Embodiments also may relate to an apparatus for performing the operations herein. This apparatus may be specially constructed for the required purposes, and/or it may comprise a computing device selectively activated or reconfigured by a computer program stored in the computer. Such a computer program may be stored in a non-transitory, tangible computer readable storage medium, or any type of media suitable for storing electronic instructions, which may be coupled to a computer system bus. Furthermore, any computing systems referred to in the specification may include a single processor or may be architectures employing multiple processor designs for increased computing capability.

Embodiments also may relate to a product that is produced by a computing process described herein. Such a product may comprise information resulting from a computing process, where the information is stored on a non-transitory, tangible computer readable storage medium and may include any embodiment of a computer program product or other data combination described herein.

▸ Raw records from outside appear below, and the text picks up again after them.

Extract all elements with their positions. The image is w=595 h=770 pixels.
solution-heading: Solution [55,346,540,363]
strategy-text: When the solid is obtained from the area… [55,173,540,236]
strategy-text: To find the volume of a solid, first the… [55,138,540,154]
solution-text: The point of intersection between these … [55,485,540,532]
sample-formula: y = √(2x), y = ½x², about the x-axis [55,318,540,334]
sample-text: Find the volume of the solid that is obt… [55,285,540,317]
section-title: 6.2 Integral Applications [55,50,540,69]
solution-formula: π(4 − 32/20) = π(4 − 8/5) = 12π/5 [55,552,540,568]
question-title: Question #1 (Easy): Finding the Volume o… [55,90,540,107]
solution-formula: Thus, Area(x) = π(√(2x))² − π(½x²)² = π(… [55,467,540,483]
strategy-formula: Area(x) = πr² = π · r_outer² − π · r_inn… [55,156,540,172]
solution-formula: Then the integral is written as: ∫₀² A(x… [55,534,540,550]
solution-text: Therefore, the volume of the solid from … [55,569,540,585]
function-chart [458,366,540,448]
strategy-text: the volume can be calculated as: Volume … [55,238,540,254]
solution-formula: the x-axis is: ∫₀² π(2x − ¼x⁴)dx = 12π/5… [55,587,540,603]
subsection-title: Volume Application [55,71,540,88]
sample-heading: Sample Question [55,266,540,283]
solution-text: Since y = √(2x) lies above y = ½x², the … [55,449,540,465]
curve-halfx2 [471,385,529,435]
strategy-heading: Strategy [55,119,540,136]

Finally, the language used in the specification has been principally selected for readability and instructional purposes, and it may not have been selected to delineate or circumscribe the inventive subject matter. It is therefore intended that the scope of the patent rights be limited not by this detailed description, but rather by any claims that issue on an application based hereon. Accordingly, the disclosure of the embodiments is intended to be illustrative, but not limiting, of the scope of the patent rights, which is set forth in the following claims.

Claims

1. A method comprising:

receiving first video content captured by a first camera associated with a communication device, the first video content comprises video indicia associated with a view of a scene that a user views while looking at an environment associated with the scene;

receiving second video content captured by a second camera associated with the communication device, the second video content comprises video data indicating at least the user, wherein the first video content and the second video content are captured simultaneously by the first camera and the second camera; and

configuring the first video content captured by the first camera and the second video content captured by the second camera to be presented to one or more display devices of one or more communication devices of one or more users.

2. The method of claim 1, wherein configuring comprises presenting the first video content and the second video content simultaneously to the one or more display devices.

3. The method of claim 1, wherein configuring comprises providing one or more control options to the one or more display devices enabling the one or more users to select a manner in which the first video content and the second video content is to be displayed via the one or more display devices.